Democracy works in strange ways. Despite there still being a preponderance of distaste for homosexuals, Britain wanted change. They elected New Labour in 1997 and the party was committed to ending unjustified discrimination of LGBTQI people. The justification for discriminating against gay men and lesbians was the enhanced criminalisation of gay men, including the unequal age of consent. Make gay men equal in the eyes of the law and the excuse for discrimination falls away. Tony Blair, then prime minister, and his government committed to an equal age of consent.

Easier said than done. Reactionaries refused to give up on their hostility towards LGBTQI people. Those who opposed New Labour’s equality agenda knew that to concede parity between gay and straight teenagers would mean that their edifice of gay enmity would crumble. In the House of Lords, they dug in. They consistently voted against an equal age of consent.

Blair went for the jugular. He circumvented the House of Lords using the Parliament Acts, a rarely used parliamentary procedure that allows MPs to force through bills without the approval of the Lords. The bill establishing an equal age of consent for both heterosexual and homosexual sexual activity was passed on 30 November 2000. 

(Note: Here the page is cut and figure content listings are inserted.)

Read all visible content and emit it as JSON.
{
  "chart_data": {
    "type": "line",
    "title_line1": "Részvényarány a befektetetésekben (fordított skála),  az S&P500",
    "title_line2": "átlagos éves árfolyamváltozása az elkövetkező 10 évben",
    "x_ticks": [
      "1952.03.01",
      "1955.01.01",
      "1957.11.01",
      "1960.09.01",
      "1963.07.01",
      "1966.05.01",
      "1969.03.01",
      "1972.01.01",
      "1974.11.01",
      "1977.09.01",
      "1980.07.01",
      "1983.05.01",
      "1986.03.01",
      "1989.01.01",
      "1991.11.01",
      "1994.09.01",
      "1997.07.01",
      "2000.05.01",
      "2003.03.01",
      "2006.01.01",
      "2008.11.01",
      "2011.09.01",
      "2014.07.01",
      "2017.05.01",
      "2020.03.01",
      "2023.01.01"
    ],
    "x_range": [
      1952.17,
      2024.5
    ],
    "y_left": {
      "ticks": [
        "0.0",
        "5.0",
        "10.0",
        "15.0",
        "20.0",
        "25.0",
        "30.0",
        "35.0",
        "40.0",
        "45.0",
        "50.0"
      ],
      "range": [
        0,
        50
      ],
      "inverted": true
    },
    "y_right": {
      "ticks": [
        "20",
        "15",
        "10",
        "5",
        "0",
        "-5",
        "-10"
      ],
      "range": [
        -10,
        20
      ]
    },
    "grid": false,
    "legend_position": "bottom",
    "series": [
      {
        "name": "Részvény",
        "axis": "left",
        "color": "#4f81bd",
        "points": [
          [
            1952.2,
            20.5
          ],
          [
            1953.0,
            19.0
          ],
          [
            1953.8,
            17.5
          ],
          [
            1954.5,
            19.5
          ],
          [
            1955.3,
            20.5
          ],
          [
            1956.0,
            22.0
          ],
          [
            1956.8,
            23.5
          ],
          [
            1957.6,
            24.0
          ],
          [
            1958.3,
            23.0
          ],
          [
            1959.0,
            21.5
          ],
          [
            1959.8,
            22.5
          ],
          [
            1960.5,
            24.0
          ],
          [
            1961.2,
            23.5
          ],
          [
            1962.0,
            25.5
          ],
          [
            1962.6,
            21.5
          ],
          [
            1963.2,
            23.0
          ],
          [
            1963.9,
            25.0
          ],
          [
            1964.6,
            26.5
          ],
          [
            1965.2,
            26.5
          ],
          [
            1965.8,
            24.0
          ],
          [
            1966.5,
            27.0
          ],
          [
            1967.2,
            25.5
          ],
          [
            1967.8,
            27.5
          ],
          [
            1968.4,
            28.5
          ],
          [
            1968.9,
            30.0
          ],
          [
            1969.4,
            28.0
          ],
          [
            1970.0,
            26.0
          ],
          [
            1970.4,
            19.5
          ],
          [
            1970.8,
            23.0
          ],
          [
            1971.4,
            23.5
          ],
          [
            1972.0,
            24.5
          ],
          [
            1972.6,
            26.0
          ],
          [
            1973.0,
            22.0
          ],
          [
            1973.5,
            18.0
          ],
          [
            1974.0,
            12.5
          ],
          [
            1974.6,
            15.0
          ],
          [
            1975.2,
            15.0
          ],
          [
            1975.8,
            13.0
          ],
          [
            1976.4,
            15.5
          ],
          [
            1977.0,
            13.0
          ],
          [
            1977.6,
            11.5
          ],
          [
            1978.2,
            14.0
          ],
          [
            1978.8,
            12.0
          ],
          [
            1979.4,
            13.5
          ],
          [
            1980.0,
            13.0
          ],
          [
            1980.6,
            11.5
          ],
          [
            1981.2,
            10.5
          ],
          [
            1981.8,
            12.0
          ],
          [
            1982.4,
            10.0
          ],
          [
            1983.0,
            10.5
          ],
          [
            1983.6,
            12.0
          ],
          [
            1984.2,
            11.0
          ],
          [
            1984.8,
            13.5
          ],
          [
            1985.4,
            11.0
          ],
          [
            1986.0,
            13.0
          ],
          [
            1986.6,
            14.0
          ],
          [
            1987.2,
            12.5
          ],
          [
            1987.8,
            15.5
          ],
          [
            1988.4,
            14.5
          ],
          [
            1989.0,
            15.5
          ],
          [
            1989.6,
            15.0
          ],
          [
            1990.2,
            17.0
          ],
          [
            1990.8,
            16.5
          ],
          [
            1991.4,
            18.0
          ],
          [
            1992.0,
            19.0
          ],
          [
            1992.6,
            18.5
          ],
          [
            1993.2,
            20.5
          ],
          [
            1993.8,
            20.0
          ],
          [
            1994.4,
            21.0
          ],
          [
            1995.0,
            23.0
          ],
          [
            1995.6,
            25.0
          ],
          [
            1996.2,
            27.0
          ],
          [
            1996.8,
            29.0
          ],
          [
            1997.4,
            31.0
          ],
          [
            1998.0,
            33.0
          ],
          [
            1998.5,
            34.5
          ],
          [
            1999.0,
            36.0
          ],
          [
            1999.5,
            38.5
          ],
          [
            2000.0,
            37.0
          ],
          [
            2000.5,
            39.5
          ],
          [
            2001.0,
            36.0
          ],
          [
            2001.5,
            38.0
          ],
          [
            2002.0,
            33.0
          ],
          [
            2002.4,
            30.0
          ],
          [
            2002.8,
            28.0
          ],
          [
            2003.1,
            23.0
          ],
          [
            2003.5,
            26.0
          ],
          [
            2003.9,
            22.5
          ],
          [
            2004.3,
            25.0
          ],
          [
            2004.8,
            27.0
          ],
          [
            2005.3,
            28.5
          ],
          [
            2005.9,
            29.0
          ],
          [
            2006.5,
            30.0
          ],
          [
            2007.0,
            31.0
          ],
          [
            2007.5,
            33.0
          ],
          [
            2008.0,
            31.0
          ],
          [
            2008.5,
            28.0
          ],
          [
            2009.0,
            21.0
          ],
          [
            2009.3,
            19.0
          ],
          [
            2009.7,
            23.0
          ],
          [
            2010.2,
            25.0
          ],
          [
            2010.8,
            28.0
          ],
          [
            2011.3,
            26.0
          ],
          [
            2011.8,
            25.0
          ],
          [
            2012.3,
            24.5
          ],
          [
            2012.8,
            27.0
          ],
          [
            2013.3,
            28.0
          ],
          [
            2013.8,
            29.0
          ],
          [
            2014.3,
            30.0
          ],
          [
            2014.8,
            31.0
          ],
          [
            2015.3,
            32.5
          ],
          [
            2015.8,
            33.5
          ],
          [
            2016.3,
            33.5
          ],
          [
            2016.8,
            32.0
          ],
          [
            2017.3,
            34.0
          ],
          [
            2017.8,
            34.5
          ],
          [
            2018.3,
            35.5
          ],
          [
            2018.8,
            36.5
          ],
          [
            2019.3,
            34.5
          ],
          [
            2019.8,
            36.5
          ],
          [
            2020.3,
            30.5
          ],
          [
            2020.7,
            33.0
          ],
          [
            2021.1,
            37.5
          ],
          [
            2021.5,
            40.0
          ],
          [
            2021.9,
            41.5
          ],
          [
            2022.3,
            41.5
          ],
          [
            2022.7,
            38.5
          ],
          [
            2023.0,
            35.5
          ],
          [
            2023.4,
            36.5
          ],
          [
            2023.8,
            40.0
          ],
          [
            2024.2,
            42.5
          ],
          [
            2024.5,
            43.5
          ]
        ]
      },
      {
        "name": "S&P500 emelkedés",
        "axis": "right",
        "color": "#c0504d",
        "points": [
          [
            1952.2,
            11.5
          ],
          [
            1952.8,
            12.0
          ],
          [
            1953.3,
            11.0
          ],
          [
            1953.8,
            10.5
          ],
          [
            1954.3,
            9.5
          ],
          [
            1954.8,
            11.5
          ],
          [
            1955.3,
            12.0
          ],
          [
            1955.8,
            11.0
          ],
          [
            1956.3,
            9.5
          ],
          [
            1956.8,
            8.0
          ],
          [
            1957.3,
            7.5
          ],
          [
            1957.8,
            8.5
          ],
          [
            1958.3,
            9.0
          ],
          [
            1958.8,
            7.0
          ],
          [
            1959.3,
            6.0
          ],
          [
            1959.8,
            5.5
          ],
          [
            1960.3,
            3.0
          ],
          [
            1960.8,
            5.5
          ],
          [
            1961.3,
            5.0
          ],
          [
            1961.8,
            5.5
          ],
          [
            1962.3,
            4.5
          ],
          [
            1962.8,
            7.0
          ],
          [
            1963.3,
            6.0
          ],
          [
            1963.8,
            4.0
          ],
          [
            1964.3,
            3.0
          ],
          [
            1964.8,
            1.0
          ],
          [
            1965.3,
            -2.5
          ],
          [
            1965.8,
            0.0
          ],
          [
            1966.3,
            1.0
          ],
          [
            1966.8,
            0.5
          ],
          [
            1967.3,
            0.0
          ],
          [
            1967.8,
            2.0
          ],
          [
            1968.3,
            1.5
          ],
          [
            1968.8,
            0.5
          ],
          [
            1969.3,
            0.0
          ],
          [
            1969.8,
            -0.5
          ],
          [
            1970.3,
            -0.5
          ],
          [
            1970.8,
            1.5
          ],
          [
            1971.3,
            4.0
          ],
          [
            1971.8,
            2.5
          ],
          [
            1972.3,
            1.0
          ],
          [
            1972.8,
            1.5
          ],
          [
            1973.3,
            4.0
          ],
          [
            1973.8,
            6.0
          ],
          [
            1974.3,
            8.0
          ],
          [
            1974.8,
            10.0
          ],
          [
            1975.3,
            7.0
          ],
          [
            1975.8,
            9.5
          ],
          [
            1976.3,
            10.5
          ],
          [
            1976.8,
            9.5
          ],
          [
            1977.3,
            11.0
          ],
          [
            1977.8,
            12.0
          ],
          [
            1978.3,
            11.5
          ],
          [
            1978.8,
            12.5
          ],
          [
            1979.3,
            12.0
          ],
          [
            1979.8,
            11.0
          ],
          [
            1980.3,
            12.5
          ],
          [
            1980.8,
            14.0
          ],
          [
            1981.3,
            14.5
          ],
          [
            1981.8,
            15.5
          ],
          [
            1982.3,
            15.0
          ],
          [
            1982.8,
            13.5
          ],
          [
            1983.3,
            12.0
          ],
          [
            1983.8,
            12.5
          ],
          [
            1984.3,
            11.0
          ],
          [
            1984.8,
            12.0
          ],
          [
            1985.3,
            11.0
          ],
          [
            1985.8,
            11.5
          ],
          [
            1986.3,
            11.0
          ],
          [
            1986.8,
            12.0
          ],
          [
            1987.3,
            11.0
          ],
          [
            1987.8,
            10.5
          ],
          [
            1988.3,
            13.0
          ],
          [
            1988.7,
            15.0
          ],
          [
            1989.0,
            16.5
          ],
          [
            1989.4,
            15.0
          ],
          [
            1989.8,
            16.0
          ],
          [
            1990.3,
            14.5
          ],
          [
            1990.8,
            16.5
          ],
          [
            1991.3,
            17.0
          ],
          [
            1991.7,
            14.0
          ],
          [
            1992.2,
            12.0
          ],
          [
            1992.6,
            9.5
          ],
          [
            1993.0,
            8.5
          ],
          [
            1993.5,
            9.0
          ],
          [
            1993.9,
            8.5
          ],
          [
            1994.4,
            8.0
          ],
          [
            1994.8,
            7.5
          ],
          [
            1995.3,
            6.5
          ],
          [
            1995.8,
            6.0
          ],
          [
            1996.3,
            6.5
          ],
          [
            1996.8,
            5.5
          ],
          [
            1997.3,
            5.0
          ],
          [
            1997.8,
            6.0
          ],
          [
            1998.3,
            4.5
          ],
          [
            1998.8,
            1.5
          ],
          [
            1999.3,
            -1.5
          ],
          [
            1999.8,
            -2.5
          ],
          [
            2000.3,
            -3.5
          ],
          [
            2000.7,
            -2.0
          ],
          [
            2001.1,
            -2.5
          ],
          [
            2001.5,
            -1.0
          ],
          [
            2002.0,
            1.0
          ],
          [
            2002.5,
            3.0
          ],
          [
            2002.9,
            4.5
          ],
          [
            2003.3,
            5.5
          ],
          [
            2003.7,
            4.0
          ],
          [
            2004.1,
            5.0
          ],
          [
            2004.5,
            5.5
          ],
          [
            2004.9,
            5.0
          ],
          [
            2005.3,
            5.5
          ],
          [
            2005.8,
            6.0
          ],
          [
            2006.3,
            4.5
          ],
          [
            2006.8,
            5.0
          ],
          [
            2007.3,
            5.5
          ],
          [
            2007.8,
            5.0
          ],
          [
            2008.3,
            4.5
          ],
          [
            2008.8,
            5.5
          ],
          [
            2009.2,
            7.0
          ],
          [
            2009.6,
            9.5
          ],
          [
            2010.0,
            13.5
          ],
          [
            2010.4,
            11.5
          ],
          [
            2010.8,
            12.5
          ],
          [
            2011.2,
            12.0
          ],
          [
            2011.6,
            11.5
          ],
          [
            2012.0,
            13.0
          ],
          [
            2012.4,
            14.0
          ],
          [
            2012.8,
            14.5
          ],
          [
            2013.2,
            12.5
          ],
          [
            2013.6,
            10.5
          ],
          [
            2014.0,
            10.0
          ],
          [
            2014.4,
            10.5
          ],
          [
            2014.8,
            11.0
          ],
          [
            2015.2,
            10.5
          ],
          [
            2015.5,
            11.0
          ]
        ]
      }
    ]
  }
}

The significance of using the Parliament Acts to introduce an equal age of consent cannot be overstated. It was only the sixth time a bill was passed using this procedure, and it has been used just once since. 

House of cards

Once the age of consent had been equalised, anti-LGBTQI laws fell one-by-one. Following Scotland’s example, the law banning the promotion of homosexuality was repealed in 2003. In that same year, England and Wales finally got a victim-centred sexual offences regime. Gay-only offences were wiped from the statute book. The offence of gross indecency, which had tormented gay men for nearly 120 years was gone. The crime of buggery was consigned to the dustbin of history. 

In a few short years, a raft of legislation securing additional LGBTQI rights was passed including civil partnerships, discrimination protections on sexual orientation and adoption rights for same-sex couples. Attempts at contrition for past harms done to gay men were hatched. Some men convicted for historic gay sex offences were offered pardons.

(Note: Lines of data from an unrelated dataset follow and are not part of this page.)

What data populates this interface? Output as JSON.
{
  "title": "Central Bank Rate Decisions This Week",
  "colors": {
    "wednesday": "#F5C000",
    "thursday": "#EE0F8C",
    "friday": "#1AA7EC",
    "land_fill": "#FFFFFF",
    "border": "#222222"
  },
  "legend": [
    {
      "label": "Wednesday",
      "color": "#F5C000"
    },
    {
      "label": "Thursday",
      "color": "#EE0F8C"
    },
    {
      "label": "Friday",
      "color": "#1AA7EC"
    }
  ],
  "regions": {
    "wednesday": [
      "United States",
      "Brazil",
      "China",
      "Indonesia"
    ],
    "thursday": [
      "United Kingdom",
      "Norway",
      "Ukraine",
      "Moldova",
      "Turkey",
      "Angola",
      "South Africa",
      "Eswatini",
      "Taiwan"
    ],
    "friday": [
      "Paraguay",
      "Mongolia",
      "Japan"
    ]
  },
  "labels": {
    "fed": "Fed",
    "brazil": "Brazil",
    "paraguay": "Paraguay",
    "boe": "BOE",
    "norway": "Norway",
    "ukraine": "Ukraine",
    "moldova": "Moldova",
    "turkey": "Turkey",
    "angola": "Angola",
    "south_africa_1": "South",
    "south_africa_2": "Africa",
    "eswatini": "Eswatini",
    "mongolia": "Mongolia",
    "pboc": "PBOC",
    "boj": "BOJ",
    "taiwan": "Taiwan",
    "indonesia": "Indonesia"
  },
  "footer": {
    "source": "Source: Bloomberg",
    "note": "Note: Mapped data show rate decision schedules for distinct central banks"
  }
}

The future looked rosy, until, once again, LGBTQI issues started to be demoted. Apparently, there is no longer a need to fund anti-LGBTQI bullying projects for schools. There are faith-based forces lining up to oppose LGBTQI inclusive relationship and sex education. Those that can’t comply with traditional constructs of sex, gender and sexual orientation identities are told to kow-tow and fit in. This dilution of support for LGBTQI rights makes it clear that the dignity of all LGBTQI people is not yet unassailable.